Did you read the post? It’s not about the cryptocurrency, or even the network. It’s about abstract ideas for distributed consensus, which are applicable beyond any cryptocurrency. It’s probably interesting even if you’re not interested in Stellar!


While temiri is right, I'd like to continue the discussion that you've started by mentioning that their last airdrop, done in collaboration with blockchain.com, was also a fiasco. A lot of people didn't even bother claiming anymore, and many of those who tried (including me and a buddy that lives in the same building), weren't able to claim because the process was littered with bugs. Hopefully, a serious non-profit foundation will take over (fork) the open source Stellar tech, create a good and fair initial distribution mechanism, and then restart the cryptocurrency. It would probably need the help of governments or big corporations like Facebook/Google in order to insure a fair initial distribution.


I encountered one of those bugs and was able to get 'my' coins after maybe 3 back and forths with a human support person. It wasn't too hard for what could be a free $500.


Good discussion on an old thread between D.Mazieres (protocol author), Greg Maxwell and Vitalik https://news.ycombinator.com/item?id=9342348


The one thing I am curious about is the idea of reputation establishment. Has there been any attempt to reduce impact of a sybil attack by introducing reputation metrics?

What if for example with SCP quorum slices form only between nodes of agreeable reputation where reputation could either be transaction confirmation history or transaction participation history or some combination of both.

I would argue,if some form f reputation metric was in play,a simple 51% majority (for unfederated) would not mean much,especially if each node gets to unilaterally decide reputation metrics it finds agreeable which will make it hard for a sybil attacker to know how many nodes of what reputation it needa to control to succeed.where a failed sybil attack could reduce or eliminate reputation of the nodes it used.

The whole idea is so simple I feel a bit cluelees even asking about it,but does anyone know if similar consensus systems have been explored?

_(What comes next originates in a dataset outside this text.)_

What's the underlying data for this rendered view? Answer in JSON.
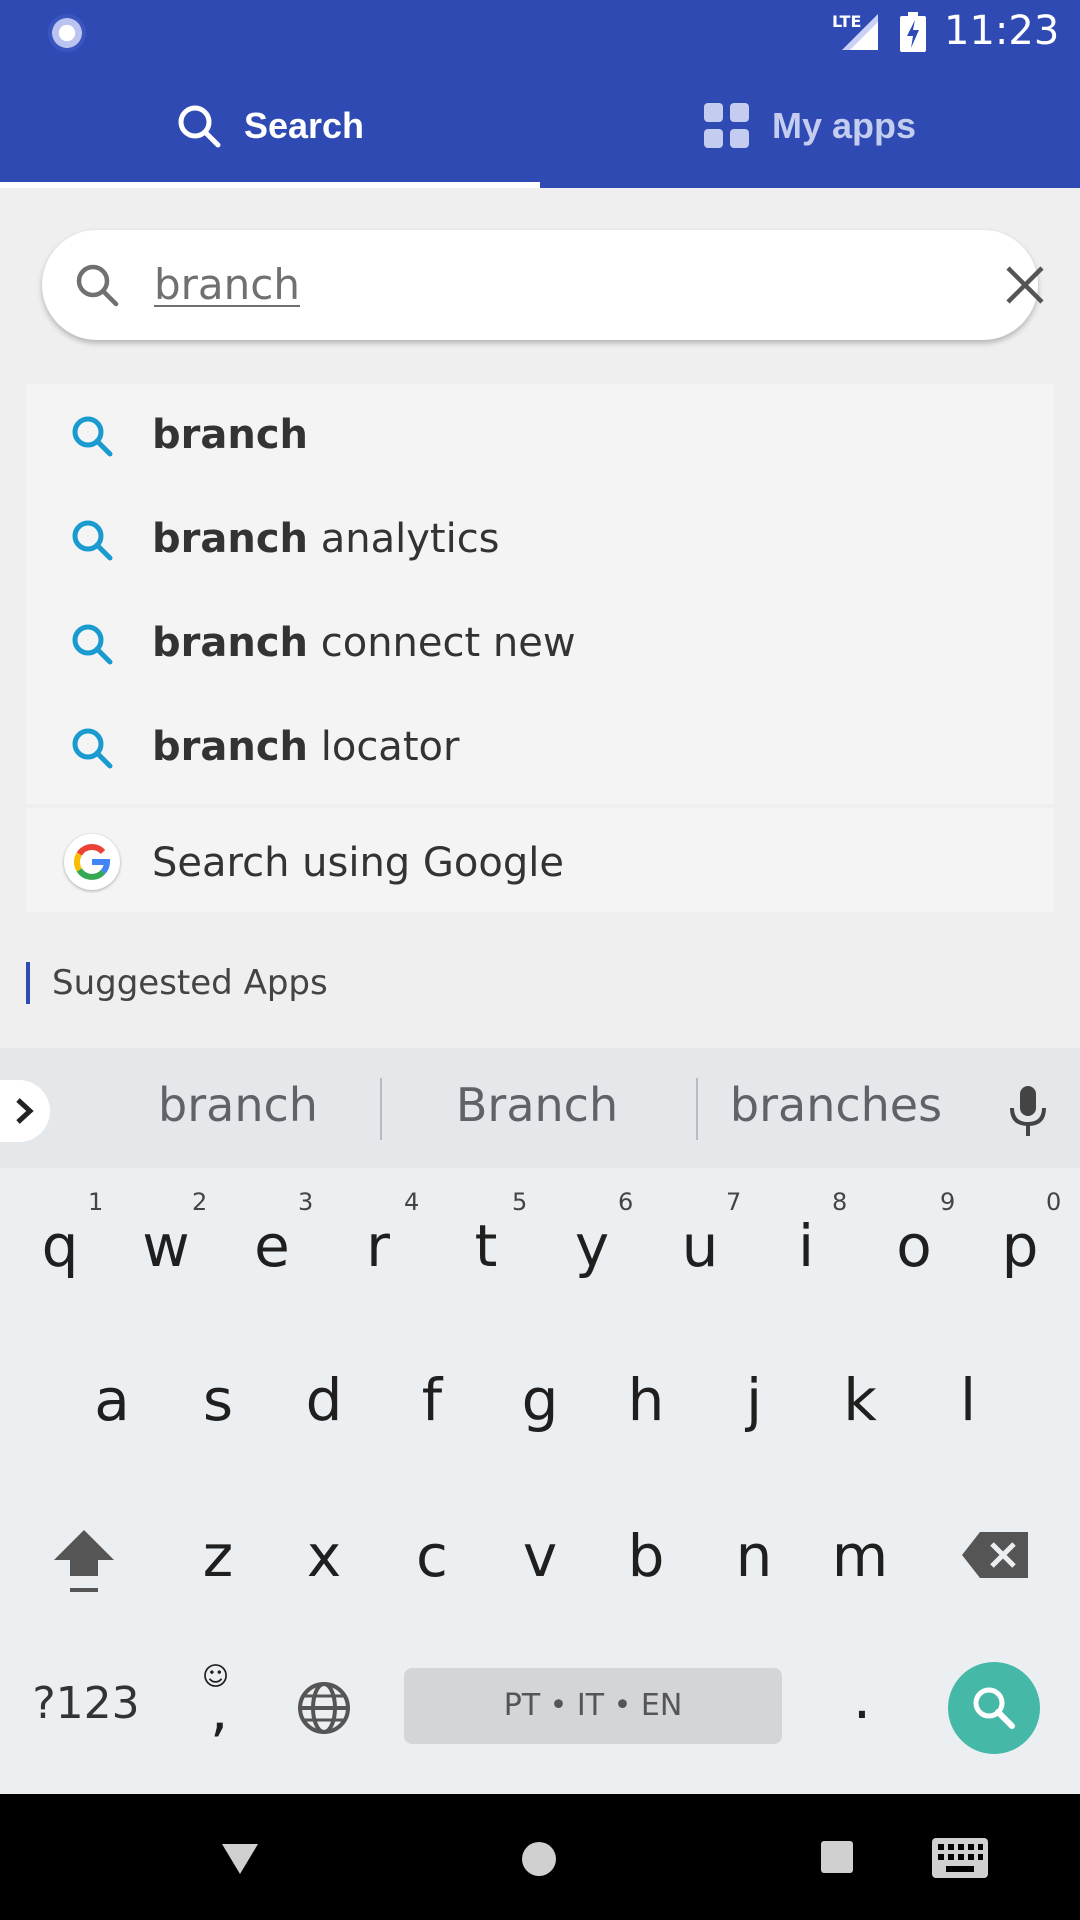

The thing is that reputation isn't formed in a vacuum. E.g., in the case of Stellar's blockchain, you have companies issuing assets like digital dollars or carbon credits or shares in commercial real estate ventures. The tokens have value because people trust their counterparties. Even in the case of XLM, Stellar's "native" cryptocurrency, ultimately people believe it has value because they can trade it for other assets on Stellar's built-in DEX or sell it for fiat currency or other crypto at exchanges. It doesn't matter how many Sybil nodes an attacker creates, if I place Kraken and Coinbase in my quorum slice, I will remain in sync with their validators and know that I can subsequently choose to deposit all of my tokens on those exchanges for trading.


I'm reading Charlie Stross's (cstross here) "Neptune's Brood" at the moment, which envisions an interstellar society constrained by physics (i.e. no FTL)... I can imagine the SCP would play a role in such a society perhaps!


I don't think it'll spoil anything to say Stross actually invented his own digital currency protocol for that book, taking advantage of the speed of light limit.


Nope, it absolutely could not, because it requires multiple round trips through the entire network to reach a result, which is completely unworkable to do anything useful with exactly in Stross' scenario.

Basically the whole point of Neptune's Brood is that in this scenario, only the most rudimentary consensus protocols are practical at all, and for security you have no choice but to rely entirely on the fact that subverting a node is prohibitively expensive.